Neben Gottfried und Constanze: Julia, die neufraupraktische Kinderpsychologin (schachtschnabelerlegen), Birgit, die TV -Gerät-und-Keksdosen-Kartoffel, Sieglinde, die eduscho -brave Tandem-Schnepfe zu Wolf-Dietrich, der emotional total blockiert ist und in der Werbung tätig, dazu Anna, geizig, lieb und nett und gern Bratwürste verfütternd, und Albert. Der ist ganz o.k. Das sind glaube ich alle aus unserer bestimmt haarscharf getroffenen Kreativ-bewußt-und -unbürgerlich-Szene.

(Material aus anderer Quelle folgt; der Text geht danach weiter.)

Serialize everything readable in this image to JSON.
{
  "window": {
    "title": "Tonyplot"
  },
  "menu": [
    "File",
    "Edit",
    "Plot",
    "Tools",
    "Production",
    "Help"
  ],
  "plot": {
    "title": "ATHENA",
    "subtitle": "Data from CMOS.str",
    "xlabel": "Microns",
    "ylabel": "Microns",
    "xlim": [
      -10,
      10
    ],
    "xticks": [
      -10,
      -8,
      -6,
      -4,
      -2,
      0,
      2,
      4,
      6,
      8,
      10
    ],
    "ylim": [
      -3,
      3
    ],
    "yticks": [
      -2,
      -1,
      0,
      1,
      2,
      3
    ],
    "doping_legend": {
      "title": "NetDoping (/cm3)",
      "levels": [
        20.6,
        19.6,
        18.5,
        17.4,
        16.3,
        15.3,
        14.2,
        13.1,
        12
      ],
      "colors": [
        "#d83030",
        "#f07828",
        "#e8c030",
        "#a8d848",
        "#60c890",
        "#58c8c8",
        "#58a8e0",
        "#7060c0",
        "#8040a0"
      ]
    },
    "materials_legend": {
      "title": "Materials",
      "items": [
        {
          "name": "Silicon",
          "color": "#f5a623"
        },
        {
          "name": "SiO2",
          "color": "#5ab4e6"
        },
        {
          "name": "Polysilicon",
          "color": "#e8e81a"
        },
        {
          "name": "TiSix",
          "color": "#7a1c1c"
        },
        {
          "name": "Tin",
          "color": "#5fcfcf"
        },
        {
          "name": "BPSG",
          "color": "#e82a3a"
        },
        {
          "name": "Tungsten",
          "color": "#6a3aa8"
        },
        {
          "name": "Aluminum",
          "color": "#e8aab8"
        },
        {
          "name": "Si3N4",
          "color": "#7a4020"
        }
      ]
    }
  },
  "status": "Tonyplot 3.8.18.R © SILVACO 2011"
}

700.000 potentielle WG-Mitglieder haben die Constanze -liebt-Albert-eigentlich-doch-Allgemeingut-aus- -bundesdeutschen-Jungintellektuellen-Haushalten-Geschichte

zerlesen und fein ausdiskutiert. Gucken ist bekanntlich leichter als lesen und dauert auch nicht so lang. Die Berliner Produzentengeschwister Susan Nielebock und Matthias Wendlandt haben darum das Geld von Produzentenpapa Horst Wendlandt (aus Otto- und Loriotfilmen) brav angelegt. Man erwartet gut zwei Millionen Menschen an den Kinokassen zur Entrichtung des dort üblichen Entgelds.

Wendlandts haben vorsichtshalber drei Herrschaften auf Hellers Frauen-Vorlage angesetzt (Schwarzenberger, Freyermuth und Stefan Lukschy/ Drehbuch), die unsere Comicfiguren-wie-Du-und-ich in landesbausparkassenfröhliche Twen-Kulisse hineinrühren, die Jungintellektuellenvorlage damit massenkompatibel gestalten, also gehörig auf den gröbsten peinsamen Nenner stutzen, die außerdem den deutschen Fernsehsaubermann Volker Kraeft für alle Omis und Opis und rezeptsammelnde Hausfrauen und jene sonst eigentlich ganz anständigen Menschen, die ihn für ihren Lieblings-Schauspieler halten, zum weinerlich jammerlappenden Schachtgeschnabel machen und alles durch Guck-mal-wie-komisch-alle-gemerkt-?-Grobheiten herunterwirtschaften.

Dazu gibt es die üblicherweise einschaltquotenerhöhend Despina Pajanou als viel zu junge Julia (aber schön), Lockenblondschopf Antje Schmidt als Uns-Constanze (ein Pumps -Jeans-Schrillschmuckmädel mit grazilen Comicfigurqualitäten und hübsch gehaltenen Schultern), Billie Zöckler mit dummdick überzogener Fernsehen-ist-klasse-Naivität und ausreichend nervender Pieps-quäk-Kinderstimme, Hark und Marquard Bohm als runnig Besoffene-joggende-Akademiker-Gag und eben Dominic Raake, der all seine Albert-Unarten (Albert ist einfach Mensch und nicht soziologisch verschubfachter Szene-Typ) stolz und ernst vor sich her trägt wie den triefnassen Bademantel und einfach großartig und prima glaubwürdig ist. Um ihn habe ich mir auch beim Lesen die meisten Sorgen gemacht. Albert nämlich stimmt.